Mr Trichet continually attempts to distract the uninformed observer by insisting that the ECB has taken steps to neutralise the increased liquidity and inflationalry pressures created by such short-sighted purchases. Evidently, such a maneuver is technically interesting but it hardly addresses a significant or urgent problem. The current level of ECB's purchases of Greek junk bonds is not going to provoke immediate or significant inflation in the Eurozone.
The significant and most important effect of the ECB decison to purchase junk bonds issued by the PIIGS must, however, be addressed. Symbolically and in fact, the ECB's actions and new policy gave official encouragement and support to profligate and irresponsible deficit expenditures by the PIIGS. Expeditures over which the ECB had no effective means of control. Not only that, the ECB decision converted the Greek deficit problem, into a Eurozone crisis, by deliberately and unnecessarily placing the credibility of Eurozone institutions at risk. The ECB action also raised the suspicion of a gratuitous bail out for foolish German and French banks that lent rather too generously to the Greek government.
Little wonder that the financial markets reacted badly and magnified the Greek difficulties, and a possible restructuring of Greek debt, into a crisis threatening the stability of the whole Eurozone. Reasonably, markets started to seriously question the judgement, the rationality, and decision-making abilities of European 'leaders', and inevitably lost confidence in the euro and European financial institutions.

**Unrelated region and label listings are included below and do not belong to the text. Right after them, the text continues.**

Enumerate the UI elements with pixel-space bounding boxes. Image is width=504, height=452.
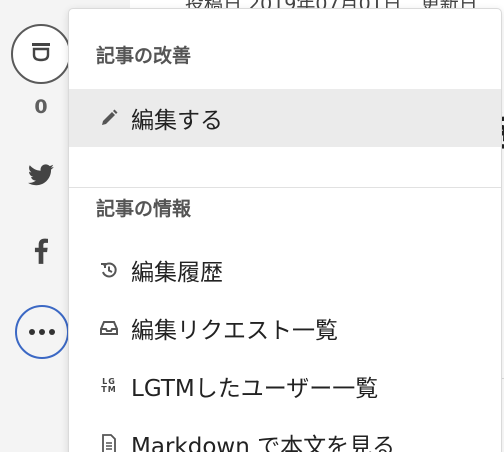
menu-item-label: 編集履歴 [131, 260, 223, 286]
menu-item-edit-requests[interactable]: 編集リクエスト一覧 [69, 299, 501, 357]
twitter-share-button[interactable] [26, 163, 56, 193]
more-icon-dot [29, 329, 35, 335]
menu-item-edit[interactable]: 編集する [69, 89, 501, 147]
facebook-icon [34, 238, 48, 268]
facebook-share-button[interactable] [26, 238, 56, 268]
stock-button[interactable] [11, 24, 71, 84]
menu-item-edit-history[interactable]: 編集履歴 [69, 241, 501, 299]
menu-item-label: LGTMしたユーザー一覧 [131, 376, 379, 402]
menu-item-label: 編集する [131, 108, 223, 134]
menu-item-label: 編集リクエスト一覧 [131, 318, 338, 344]
menu-item-lgtm-users[interactable]: LG TM LGTMしたユーザー一覧 [69, 357, 501, 415]
stock-icon [30, 41, 52, 67]
more-icon-dot [39, 329, 45, 335]
menu-item-label: Markdown で本文を見る [131, 434, 396, 452]
lgtm-icon: LG TM [101, 377, 117, 394]
article-actions-menu: 記事の改善 編集する 記事の情報 編集履歴 編集リクエスト一覧 LG TM LG… [68, 8, 502, 452]
twitter-icon [27, 164, 55, 192]
menu-divider [69, 187, 501, 188]
history-icon [97, 258, 121, 282]
pencil-icon [97, 106, 121, 130]
section-heading-improve: 記事の改善 [96, 45, 192, 67]
document-icon [97, 432, 121, 452]
inbox-icon [97, 316, 121, 340]
more-icon-dot [49, 329, 55, 335]
section-heading-info: 記事の情報 [96, 198, 192, 220]
more-actions-button[interactable] [15, 305, 69, 359]
menu-item-view-markdown[interactable]: Markdown で本文を見る [69, 415, 501, 452]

Ironically, the underlying economic realities should be supporting an appreciation of the euro in comparision with the dollar. The ECB and Euopean leaders are playing with fire when they lurch from indecision to panic regulation and largess. The secondary and unforeseen consequences of ECB and Council actions require steadier hands, more patience, and greater wisdom.
Most of all, Europe requires appropriate institutions, procedures, and effective penalties for financial irresponsibility. Their absence is the direct result of the deliberate decisions made by those who too often protected their own narrow interests despite styling themselves 'European leaders'.